Now that the Republicans seem to have gotten the Democrats off their higher taxes kick, the question is whether a minority of the House Republicans will refuse to pass the Boehner legislation that could lead to a deal that will spare the country a major economic disruption and spare the Republicans from losing the 2012 elections by being blamed — rightly or wrongly — for the disruptions.
Is the Boehner legislation the best legislation possible? Of course not!
I agree – it’s not the best legislation we could come up with, but it would be hard to do all the things we want -or need- to do with one bill. There are so many things about the way our government spends money that need to be changed, we’ll need to eat the elephant one bite at a time. Sowell goes on to applaud the Tea Party’s influence in the negotiations over the debt ceiling, but warns that having a “rule or ruin” mentality about this bill could marginalize the group’s influence in the future.
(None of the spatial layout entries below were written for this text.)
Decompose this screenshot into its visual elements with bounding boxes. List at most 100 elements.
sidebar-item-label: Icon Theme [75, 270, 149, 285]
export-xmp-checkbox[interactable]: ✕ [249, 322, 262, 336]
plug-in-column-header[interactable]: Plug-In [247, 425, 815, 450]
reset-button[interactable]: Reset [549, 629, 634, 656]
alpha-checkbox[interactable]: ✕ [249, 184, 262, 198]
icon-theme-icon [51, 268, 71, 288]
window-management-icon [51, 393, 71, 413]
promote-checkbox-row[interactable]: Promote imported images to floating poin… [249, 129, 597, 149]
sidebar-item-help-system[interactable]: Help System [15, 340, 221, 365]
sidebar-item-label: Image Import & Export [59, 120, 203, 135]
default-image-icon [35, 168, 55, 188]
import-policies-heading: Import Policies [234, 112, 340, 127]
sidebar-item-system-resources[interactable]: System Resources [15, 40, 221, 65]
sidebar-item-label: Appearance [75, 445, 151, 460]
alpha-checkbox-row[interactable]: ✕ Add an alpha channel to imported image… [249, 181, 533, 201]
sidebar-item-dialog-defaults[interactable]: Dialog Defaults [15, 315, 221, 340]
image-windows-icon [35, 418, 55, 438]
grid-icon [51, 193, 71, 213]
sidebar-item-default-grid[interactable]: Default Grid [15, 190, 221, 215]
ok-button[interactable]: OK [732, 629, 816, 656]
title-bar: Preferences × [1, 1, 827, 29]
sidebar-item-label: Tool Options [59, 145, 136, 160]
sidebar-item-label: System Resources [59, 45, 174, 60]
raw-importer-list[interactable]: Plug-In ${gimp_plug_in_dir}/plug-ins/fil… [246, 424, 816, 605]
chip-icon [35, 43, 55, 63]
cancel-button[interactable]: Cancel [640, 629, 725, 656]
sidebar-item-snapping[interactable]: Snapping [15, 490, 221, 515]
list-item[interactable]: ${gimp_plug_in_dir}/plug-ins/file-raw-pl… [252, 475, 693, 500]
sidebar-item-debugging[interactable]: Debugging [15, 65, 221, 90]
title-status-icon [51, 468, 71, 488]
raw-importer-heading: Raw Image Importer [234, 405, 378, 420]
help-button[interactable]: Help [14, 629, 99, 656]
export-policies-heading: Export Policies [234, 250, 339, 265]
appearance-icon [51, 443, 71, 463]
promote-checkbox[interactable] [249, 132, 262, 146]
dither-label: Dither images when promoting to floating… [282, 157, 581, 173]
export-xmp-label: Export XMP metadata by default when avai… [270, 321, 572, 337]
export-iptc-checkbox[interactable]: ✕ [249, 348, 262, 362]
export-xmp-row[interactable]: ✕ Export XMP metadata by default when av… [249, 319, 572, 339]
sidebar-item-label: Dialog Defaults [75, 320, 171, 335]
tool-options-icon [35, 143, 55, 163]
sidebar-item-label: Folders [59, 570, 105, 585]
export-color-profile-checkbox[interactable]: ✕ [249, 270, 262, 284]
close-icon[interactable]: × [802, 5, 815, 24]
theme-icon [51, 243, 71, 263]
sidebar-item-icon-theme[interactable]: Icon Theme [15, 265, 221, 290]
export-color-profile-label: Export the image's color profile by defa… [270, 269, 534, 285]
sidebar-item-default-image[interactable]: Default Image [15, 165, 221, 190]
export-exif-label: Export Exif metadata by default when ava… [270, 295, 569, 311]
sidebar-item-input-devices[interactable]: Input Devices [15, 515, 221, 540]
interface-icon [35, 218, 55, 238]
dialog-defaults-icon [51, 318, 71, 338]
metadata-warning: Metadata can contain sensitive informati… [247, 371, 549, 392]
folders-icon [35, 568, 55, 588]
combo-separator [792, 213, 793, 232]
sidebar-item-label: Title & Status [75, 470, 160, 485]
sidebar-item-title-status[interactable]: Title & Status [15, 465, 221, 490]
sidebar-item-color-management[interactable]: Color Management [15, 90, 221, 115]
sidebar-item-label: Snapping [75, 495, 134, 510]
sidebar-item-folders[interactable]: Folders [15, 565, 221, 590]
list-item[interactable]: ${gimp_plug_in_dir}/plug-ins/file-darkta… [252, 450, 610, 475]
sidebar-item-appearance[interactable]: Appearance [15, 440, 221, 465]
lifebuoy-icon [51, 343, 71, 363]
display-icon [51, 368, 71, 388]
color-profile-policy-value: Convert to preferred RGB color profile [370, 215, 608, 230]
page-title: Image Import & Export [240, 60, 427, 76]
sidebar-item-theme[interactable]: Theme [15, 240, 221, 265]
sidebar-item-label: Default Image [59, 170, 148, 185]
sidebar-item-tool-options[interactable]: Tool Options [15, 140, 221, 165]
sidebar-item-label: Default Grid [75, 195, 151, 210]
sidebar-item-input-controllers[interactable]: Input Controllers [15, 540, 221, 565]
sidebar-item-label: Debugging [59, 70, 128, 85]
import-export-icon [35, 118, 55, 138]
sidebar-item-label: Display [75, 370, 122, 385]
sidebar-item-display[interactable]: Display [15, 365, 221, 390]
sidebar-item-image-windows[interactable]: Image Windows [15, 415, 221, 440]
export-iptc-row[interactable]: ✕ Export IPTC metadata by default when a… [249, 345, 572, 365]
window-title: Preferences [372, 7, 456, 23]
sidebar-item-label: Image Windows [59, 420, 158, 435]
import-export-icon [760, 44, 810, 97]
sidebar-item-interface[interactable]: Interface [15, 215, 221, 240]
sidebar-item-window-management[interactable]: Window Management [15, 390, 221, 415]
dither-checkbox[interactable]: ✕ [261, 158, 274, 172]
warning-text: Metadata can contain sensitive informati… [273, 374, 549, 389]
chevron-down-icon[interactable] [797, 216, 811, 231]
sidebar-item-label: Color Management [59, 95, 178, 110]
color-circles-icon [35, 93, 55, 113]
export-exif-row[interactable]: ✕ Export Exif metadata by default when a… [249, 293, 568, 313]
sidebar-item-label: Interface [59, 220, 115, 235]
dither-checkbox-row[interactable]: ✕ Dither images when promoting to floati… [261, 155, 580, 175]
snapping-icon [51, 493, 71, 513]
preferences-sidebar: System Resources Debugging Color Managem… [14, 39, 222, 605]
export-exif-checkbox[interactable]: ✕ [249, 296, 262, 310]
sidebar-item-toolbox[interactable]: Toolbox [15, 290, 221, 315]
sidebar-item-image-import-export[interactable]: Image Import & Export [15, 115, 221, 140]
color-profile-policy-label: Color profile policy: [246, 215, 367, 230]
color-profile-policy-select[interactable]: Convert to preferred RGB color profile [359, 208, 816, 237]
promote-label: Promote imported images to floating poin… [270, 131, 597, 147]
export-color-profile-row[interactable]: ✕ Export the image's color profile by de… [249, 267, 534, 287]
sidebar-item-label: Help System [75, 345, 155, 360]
He noted that we were able to win the American Revolution because George Washington retreated again and again to avoid being destroyed by the numerically superior British. Like many times in American politics, both parties are going to have to swallow some nasty medicine to raise the debt ceiling.
Go ahead and take the medicine, and get this debt ceiling thing out of the way for now. It’s pretty much guaranteed that nobody is going to get everything they want, and there’s certainly nothing good to be gained by not taking care of it. There’s an election coming up. If the American people are as disenchanted with Obama and the Democrats then as they are now -and there’s not much reason, from an economic perspective, to think much will be different- change (not the hopenchange kind; just the regular kind) will come, and more battles will be won in Congress. Perhaps, there may even be a way to win the war. For now, we need to survive.